The Written Document
The written GFE requires the following components and CMS has provided a template.
- Patient name and date of birth
- Clear description of service and date scheduled (if applicable)
- List of all items and services (including those to be provided by co-providers)
- CPT code, diagnosis code, and charge per item of service
- Name, NPI, and TIN of all service providers and the state where the services will be rendered
- List of items from other providers that will require separate scheduling
- Disclaimer that separate GFEs will be issued upon request for services listed in number 6, and that items in number 4 will be provided in those separate GFEs
- Disclaimer that there may be other services required that must be scheduled separately during treatment and are not included in the GFE
- Disclaimer that this is only an estimate and actual services, and charges may differ
- Disclaimer informing the patient of their rights to a patient-provider dispute resolution process if actual billed charges are substantially above the estimate, as well as where to find information on how to start the dispute process
- Disclaimer that GFE is not a contract and the patient is not required to obtain services from the provider
Patient-Provider Resolution Process
If billed charges exceed the GFE by $400, the patient may initiate a dispute resolution process. The patient has 120 days from receipt of the bill to initiate the dispute process with HHS.
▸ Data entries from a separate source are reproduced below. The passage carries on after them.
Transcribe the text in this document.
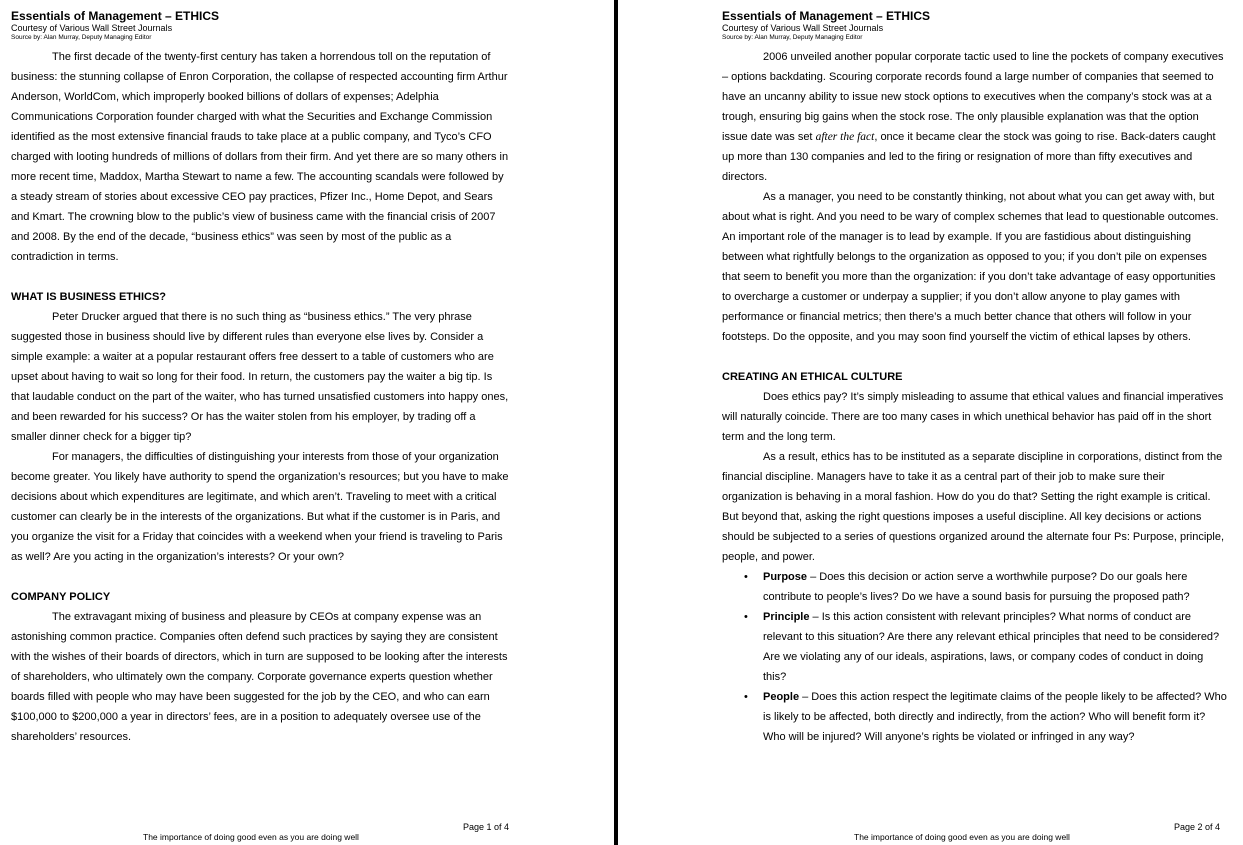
Essentials of Management – ETHICS
Courtesy of Various Wall Street Journals
Source by: Alan Murray, Deputy Managing Editor

The first decade of the twenty-first century has taken a horrendous toll on the reputation of business: the stunning collapse of Enron Corporation, the collapse of respected accounting firm Arthur Anderson, WorldCom, which improperly booked billions of dollars of expenses; Adelphia Communications Corporation founder charged with what the Securities and Exchange Commission identified as the most extensive financial frauds to take place at a public company, and Tyco’s CFO charged with looting hundreds of millions of dollars from their firm. And yet there are so many others in more recent time, Maddox, Martha Stewart to name a few. The accounting scandals were followed by a steady stream of stories about excessive CEO pay practices, Pfizer Inc., Home Depot, and Sears and Kmart. The crowning blow to the public’s view of business came with the financial crisis of 2007 and 2008. By the end of the decade, “business ethics” was seen by most of the public as a contradiction in terms.

WHAT IS BUSINESS ETHICS?

Peter Drucker argued that there is no such thing as “business ethics.” The very phrase suggested those in business should live by different rules than everyone else lives by. Consider a simple example: a waiter at a popular restaurant offers free dessert to a table of customers who are upset about having to wait so long for their food. In return, the customers pay the waiter a big tip. Is that laudable conduct on the part of the waiter, who has turned unsatisfied customers into happy ones, and been rewarded for his success? Or has the waiter stolen from his employer, by trading off a smaller dinner check for a bigger tip?

For managers, the difficulties of distinguishing your interests from those of your organization become greater. You likely have authority to spend the organization’s resources; but you have to make decisions about which expenditures are legitimate, and which aren’t. Traveling to meet with a critical customer can clearly be in the interests of the organizations. But what if the customer is in Paris, and you organize the visit for a Friday that coincides with a weekend when your friend is traveling to Paris as well? Are you acting in the organization’s interests? Or your own?

COMPANY POLICY

The extravagant mixing of business and pleasure by CEOs at company expense was an astonishing common practice. Companies often defend such practices by saying they are consistent with the wishes of their boards of directors, which in turn are supposed to be looking after the interests of shareholders, who ultimately own the company. Corporate governance experts question whether boards filled with people who may have been suggested for the job by the CEO, and who can earn $100,000 to $200,000 a year in directors’ fees, are in a position to adequately oversee use of the shareholders’ resources.

Page 1 of 4
The importance of doing good even as you are doing well
Essentials of Management – ETHICS
Courtesy of Various Wall Street Journals
Source by: Alan Murray, Deputy Managing Editor

2006 unveiled another popular corporate tactic used to line the pockets of company executives – options backdating. Scouring corporate records found a large number of companies that seemed to have an uncanny ability to issue new stock options to executives when the company’s stock was at a trough, ensuring big gains when the stock rose. The only plausible explanation was that the option issue date was set after the fact, once it became clear the stock was going to rise. Back-daters caught up more than 130 companies and led to the firing or resignation of more than fifty executives and directors.

As a manager, you need to be constantly thinking, not about what you can get away with, but about what is right. And you need to be wary of complex schemes that lead to questionable outcomes. An important role of the manager is to lead by example. If you are fastidious about distinguishing between what rightfully belongs to the organization as opposed to you; if you don’t pile on expenses that seem to benefit you more than the organization: if you don’t take advantage of easy opportunities to overcharge a customer or underpay a supplier; if you don’t allow anyone to play games with performance or financial metrics; then there’s a much better chance that others will follow in your footsteps. Do the opposite, and you may soon find yourself the victim of ethical lapses by others.

CREATING AN ETHICAL CULTURE

Does ethics pay? It’s simply misleading to assume that ethical values and financial imperatives will naturally coincide. There are too many cases in which unethical behavior has paid off in the short term and the long term.

As a result, ethics has to be instituted as a separate discipline in corporations, distinct from the financial discipline. Managers have to take it as a central part of their job to make sure their organization is behaving in a moral fashion. How do you do that? Setting the right example is critical. But beyond that, asking the right questions imposes a useful discipline. All key decisions or actions should be subjected to a series of questions organized around the alternate four Ps: Purpose, principle, people, and power.

• Purpose – Does this decision or action serve a worthwhile purpose? Do our goals here contribute to people’s lives? Do we have a sound basis for pursuing the proposed path?
• Principle – Is this action consistent with relevant principles? What norms of conduct are relevant to this situation? Are there any relevant ethical principles that need to be considered? Are we violating any of our ideals, aspirations, laws, or company codes of conduct in doing this?
• People – Does this action respect the legitimate claims of the people likely to be affected? Who is likely to be affected, both directly and indirectly, from the action? Who will benefit form it? Who will be injured? Will anyone’s rights be violated or infringed in any way?
Page 2 of 4
The importance of doing good even as you are doing well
Good Faith Estimate for Patients With Insurance
The Act also requires a good faith estimate to be provided for patients with insurance, but this provision has been deferred to future rulemaking. Additional information will be provided as it comes available.
Out of Network Provisions
The following provisions only apply to out-of-network providers performing services in participating facilities for patients with commercial healthcare plans:
- Cannot balance bill the patient for emergency services
- Cannot balance bill the patient for non-emergency services performed in a participating facility unless requirements for notice and consent are met
- Must disclose protections against balance billing
- Ensure continuity of care when provider ends contract with payor
These provisions do not apply to Medicare, Medicaid, Indian Health Services, Veterans Affairs, or Tricare beneficiaries.